Gli ostacoli con cui si confrontano le donne sono molteplici: strutturali, sociali, culturali ma anche associati al genere come costrutto sociale; a questo poi va aggiunto il fatto che le donne che consumano sostanze soffrono maggiormente di episodi di violenza, da 2 a 5 volte maggiore, a confronto delle donne che non consumano sostanze. Tuttavia, la maggior parte dei servizi per le dipendenze sono costruiti pensando agli uomini, al loro profilo e alle loro necessità e non sempre si approccia l’aspetto della violenza di genere che risulta essere un punto chiave nel momento in cui si lavora con le donne che consumano sostanze.

Un dato che evidenza appunto la grande differenza all’accesso ai servizi è portato alla luce dalla relazione al Parlamento sulle tossicodipendenze 2022 che fa emergere come nel corso dell’anno in Italia i SerD abbiano assistito 123.871, di questi la maggior parte sono maschi (86%) e hanno mediamente quasi 42 anni risulta invece più giovane l’utenza di genere femminile, con un’età media di 40 anni.

Allo stesso tempo esistono anche pregiudizi tra i professionisti della salute e delle dipendenze verso le donne e questo, sommato spesso alla paura della perdita della custodia dei/delle figli/e e delle sanzioni legali, non incentiva le donne ad accedere ai servizi preposti; senza contare l’enorme stigma presente nella società sulle donne che consumano sostanze.

Le conseguenze della discriminazione e dei pregiudizi possono portare le persone, soprattutto le donne, a interiorizzare questo fenomeno.

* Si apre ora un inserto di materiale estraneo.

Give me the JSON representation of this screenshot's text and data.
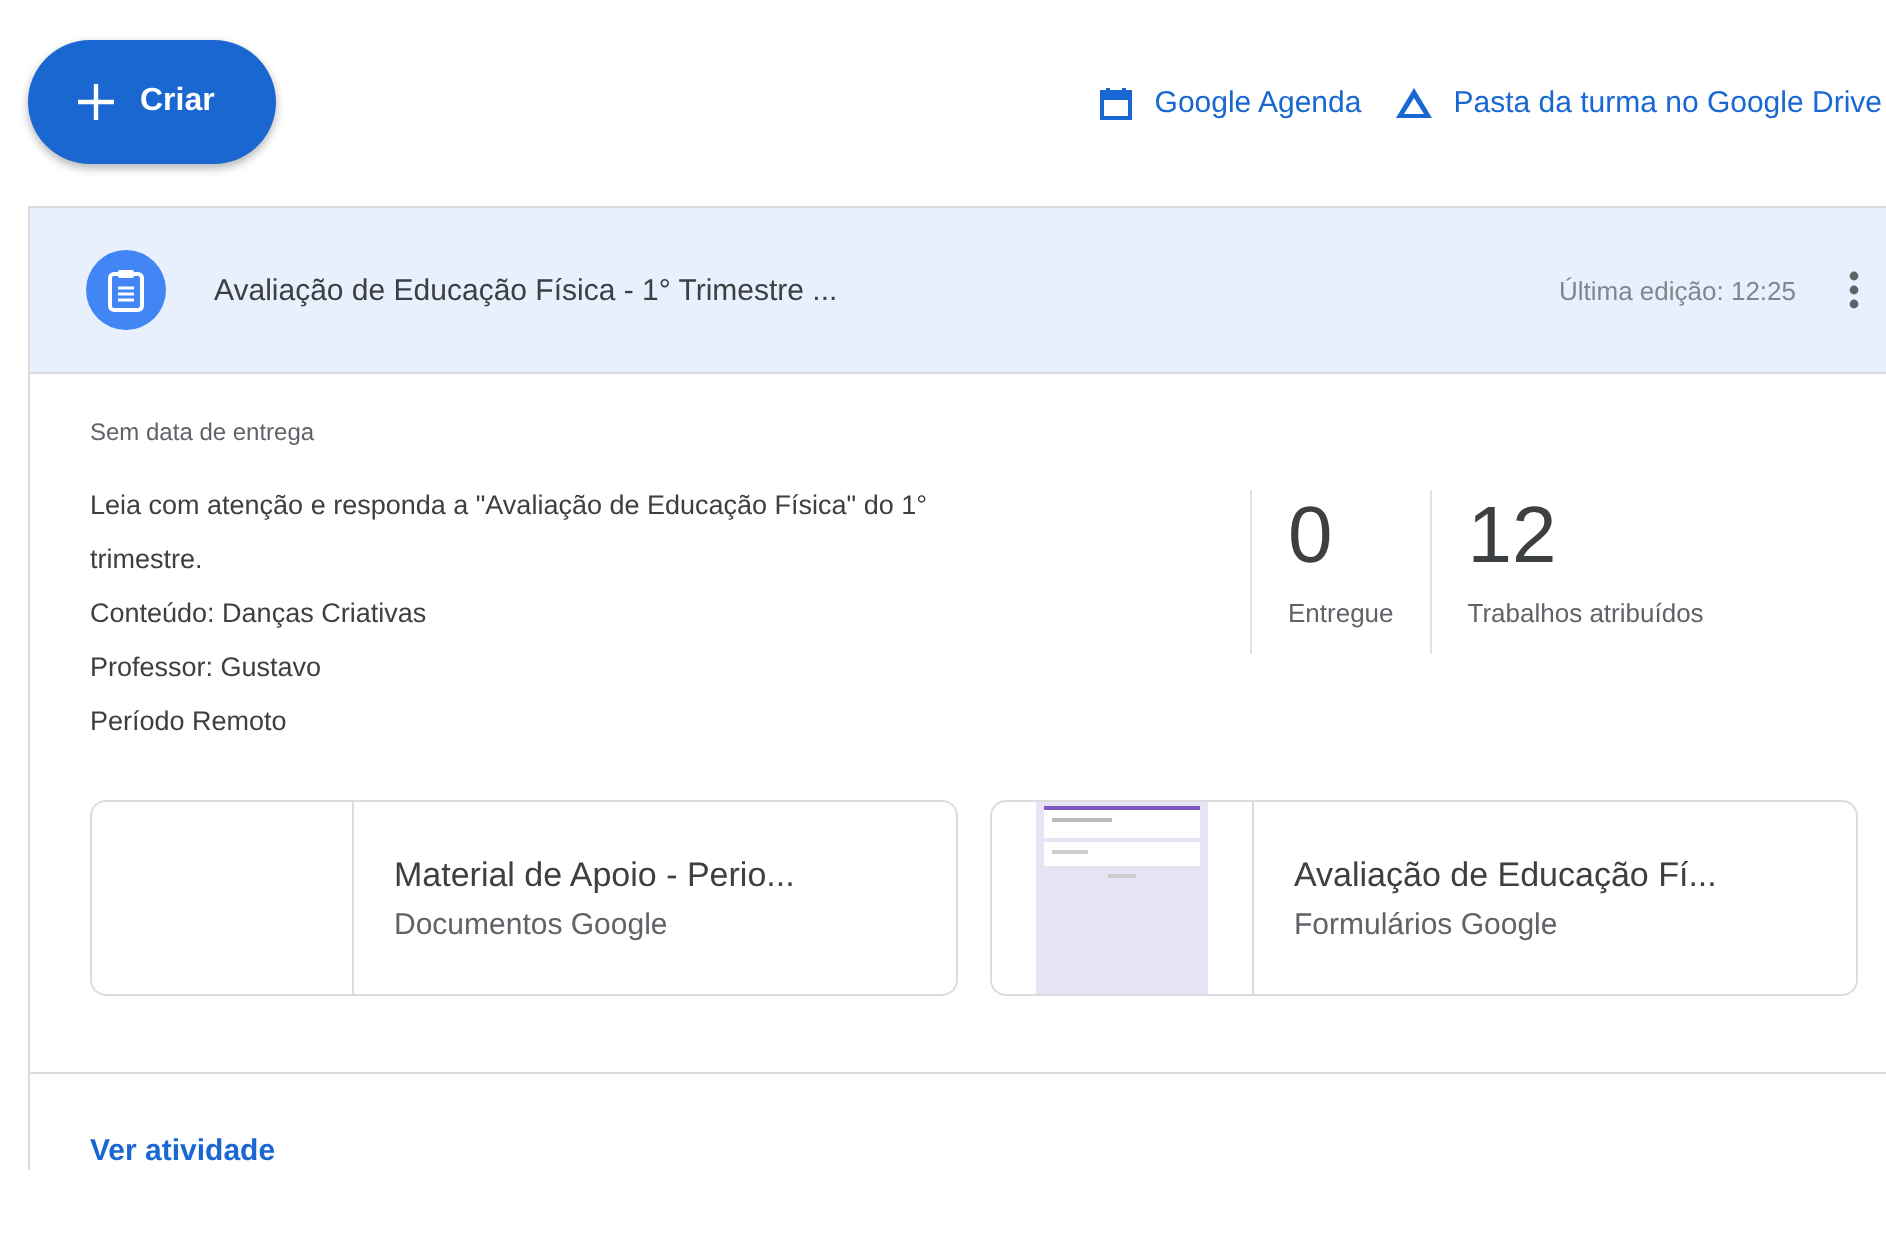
{
  "create_button": {
    "label": "Criar"
  },
  "links": [
    {
      "kind": "calendar",
      "label": "Google Agenda"
    },
    {
      "kind": "drive",
      "label": "Pasta da turma no Google Drive"
    }
  ],
  "assignment": {
    "title": "Avaliação de Educação Física - 1° Trimestre ...",
    "last_edit": "Última edição: 12:25",
    "due": "Sem data de entrega",
    "description": [
      "Leia com atenção e responda a \"Avaliação de Educação Física\" do 1° trimestre.",
      "Conteúdo: Danças Criativas",
      "Professor: Gustavo",
      "Período Remoto"
    ],
    "stats": [
      {
        "value": "0",
        "label": "Entregue"
      },
      {
        "value": "12",
        "label": "Trabalhos atribuídos"
      }
    ],
    "attachments": [
      {
        "kind": "doc",
        "title": "Material de Apoio - Perio...",
        "type": "Documentos Google"
      },
      {
        "kind": "form",
        "title": "Avaliação de Educação Fí...",
        "type": "Formulários Google"
      }
    ],
    "footer_link": "Ver atividade"
  }
}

Per questo, secondo Dianova sarebbero opportune misure che potrebbero essere promosse a livello di politiche e servizi per rafforzare la sensibilità di genere come progettare e attuare politiche sensibili che tengano conto delle esigenze specifiche legate al genere; lavorare attivamente per eliminare lo stigma nei confronti delle persone che fanno uso di droghe, ponendo particolare enfasi sulle donne; promuovere l’integrazione della dimensione di genere in tutte le politiche, le iniziative, i programmi e i servizi relativi alla droga; promuovere l’offerta di iniziative che incoraggino le donne con figli a carico ad accedere ai servizi per le dipendenze; investire nella formazione dei professionisti in modo che vengano incluse le esigenze specifiche di genere all’interno dei programmi di trattamento.